Stéphane Ruffier lors de PSG-ASSE, le 14 août 2018. — J.E.E/SIPA

Le manager général de l’AS Saint-Etienne Claude Puel  a estimé jeudi que le litige opposant le club forézien à son gardien Stéphane Ruffier, mis à pied par l'ASSE, était « un épiphénomène ». Le joueur doit être reçu par sa direction le 22 juillet.
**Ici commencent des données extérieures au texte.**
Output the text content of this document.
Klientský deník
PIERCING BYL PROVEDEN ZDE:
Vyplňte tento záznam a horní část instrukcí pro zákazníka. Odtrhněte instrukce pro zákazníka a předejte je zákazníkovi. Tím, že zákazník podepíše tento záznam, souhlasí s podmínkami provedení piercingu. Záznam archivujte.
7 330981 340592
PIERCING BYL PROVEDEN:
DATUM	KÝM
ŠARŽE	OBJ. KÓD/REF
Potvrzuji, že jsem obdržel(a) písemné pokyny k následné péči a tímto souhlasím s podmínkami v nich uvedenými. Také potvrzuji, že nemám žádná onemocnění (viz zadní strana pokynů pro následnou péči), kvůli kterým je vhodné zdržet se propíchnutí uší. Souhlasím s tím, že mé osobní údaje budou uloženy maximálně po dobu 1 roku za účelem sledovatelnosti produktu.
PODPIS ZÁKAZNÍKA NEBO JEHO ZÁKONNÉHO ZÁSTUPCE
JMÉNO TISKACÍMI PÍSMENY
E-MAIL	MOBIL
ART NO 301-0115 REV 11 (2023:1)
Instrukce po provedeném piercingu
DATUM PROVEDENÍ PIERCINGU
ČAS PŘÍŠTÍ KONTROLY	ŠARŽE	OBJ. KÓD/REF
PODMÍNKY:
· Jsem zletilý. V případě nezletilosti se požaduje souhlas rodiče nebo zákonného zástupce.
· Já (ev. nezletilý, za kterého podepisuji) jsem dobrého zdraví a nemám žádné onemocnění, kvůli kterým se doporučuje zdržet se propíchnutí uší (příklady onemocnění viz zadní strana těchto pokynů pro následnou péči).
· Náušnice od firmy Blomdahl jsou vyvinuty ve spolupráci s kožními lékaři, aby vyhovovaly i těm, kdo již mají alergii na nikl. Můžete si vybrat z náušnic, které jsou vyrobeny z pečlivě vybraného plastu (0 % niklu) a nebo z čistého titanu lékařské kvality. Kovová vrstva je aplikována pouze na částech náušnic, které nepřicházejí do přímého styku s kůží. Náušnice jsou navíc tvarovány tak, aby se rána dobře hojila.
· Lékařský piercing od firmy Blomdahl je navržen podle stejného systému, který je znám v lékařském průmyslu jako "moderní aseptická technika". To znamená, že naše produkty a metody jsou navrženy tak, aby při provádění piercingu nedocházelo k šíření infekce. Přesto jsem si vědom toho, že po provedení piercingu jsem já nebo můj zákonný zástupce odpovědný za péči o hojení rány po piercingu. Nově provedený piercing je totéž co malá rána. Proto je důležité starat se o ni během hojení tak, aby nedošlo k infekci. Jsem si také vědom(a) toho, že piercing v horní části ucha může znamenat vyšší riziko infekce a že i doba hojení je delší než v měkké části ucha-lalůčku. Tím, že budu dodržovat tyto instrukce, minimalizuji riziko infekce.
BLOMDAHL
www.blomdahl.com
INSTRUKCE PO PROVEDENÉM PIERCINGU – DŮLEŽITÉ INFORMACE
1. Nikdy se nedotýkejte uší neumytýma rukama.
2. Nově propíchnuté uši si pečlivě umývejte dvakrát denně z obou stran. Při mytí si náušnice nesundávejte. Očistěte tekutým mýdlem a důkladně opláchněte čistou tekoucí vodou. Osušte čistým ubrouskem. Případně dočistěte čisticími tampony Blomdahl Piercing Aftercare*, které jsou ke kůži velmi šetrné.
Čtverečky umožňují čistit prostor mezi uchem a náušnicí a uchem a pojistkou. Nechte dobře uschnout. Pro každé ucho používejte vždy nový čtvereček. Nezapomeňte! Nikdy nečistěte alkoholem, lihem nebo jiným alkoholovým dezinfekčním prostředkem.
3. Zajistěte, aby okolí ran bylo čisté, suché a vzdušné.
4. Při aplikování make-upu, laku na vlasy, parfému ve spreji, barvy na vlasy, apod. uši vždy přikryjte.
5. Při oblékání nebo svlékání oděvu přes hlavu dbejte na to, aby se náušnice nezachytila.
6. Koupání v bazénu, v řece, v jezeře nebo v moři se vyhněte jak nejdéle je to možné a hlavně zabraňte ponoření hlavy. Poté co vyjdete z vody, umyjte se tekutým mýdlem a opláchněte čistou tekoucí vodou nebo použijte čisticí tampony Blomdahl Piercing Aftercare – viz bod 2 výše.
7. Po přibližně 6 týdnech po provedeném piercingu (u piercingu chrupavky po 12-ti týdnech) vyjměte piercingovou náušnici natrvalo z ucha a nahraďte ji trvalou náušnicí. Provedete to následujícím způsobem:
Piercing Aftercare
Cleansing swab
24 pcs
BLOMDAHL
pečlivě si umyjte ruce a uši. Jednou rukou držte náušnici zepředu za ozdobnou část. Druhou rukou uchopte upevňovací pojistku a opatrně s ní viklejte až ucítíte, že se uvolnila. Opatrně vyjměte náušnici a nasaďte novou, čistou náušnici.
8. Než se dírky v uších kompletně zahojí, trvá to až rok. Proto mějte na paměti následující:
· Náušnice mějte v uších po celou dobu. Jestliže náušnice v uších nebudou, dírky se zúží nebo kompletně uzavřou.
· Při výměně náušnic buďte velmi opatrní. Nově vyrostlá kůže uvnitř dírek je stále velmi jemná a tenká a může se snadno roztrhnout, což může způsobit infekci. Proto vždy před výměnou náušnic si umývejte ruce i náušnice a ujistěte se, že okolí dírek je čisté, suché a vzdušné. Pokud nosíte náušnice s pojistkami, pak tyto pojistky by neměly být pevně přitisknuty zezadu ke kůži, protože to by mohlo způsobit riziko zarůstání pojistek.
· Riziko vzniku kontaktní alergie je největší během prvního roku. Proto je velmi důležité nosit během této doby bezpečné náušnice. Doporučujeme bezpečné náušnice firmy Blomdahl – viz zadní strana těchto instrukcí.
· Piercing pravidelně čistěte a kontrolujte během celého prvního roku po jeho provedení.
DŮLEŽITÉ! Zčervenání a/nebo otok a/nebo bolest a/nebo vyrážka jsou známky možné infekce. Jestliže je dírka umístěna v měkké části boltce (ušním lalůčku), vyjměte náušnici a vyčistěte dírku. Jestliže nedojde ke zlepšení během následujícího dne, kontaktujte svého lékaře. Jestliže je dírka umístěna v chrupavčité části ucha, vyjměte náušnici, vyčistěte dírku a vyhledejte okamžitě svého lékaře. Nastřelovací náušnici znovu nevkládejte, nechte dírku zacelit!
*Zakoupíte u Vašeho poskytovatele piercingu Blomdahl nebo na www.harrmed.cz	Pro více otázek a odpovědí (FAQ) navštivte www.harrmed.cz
« Pour moi, c’est un épiphénomène dans la mesure où un joueur, qui voit son poste remis en question, dérape, comme son entourage. Il se pénalise tout seul mais je ne veux pas qu’il pénalise le groupe qui prépare la finale de la Coupe de France. Je me dois d’être le garant et de protéger l’effectif », a déclaré Puel en conférence de presse.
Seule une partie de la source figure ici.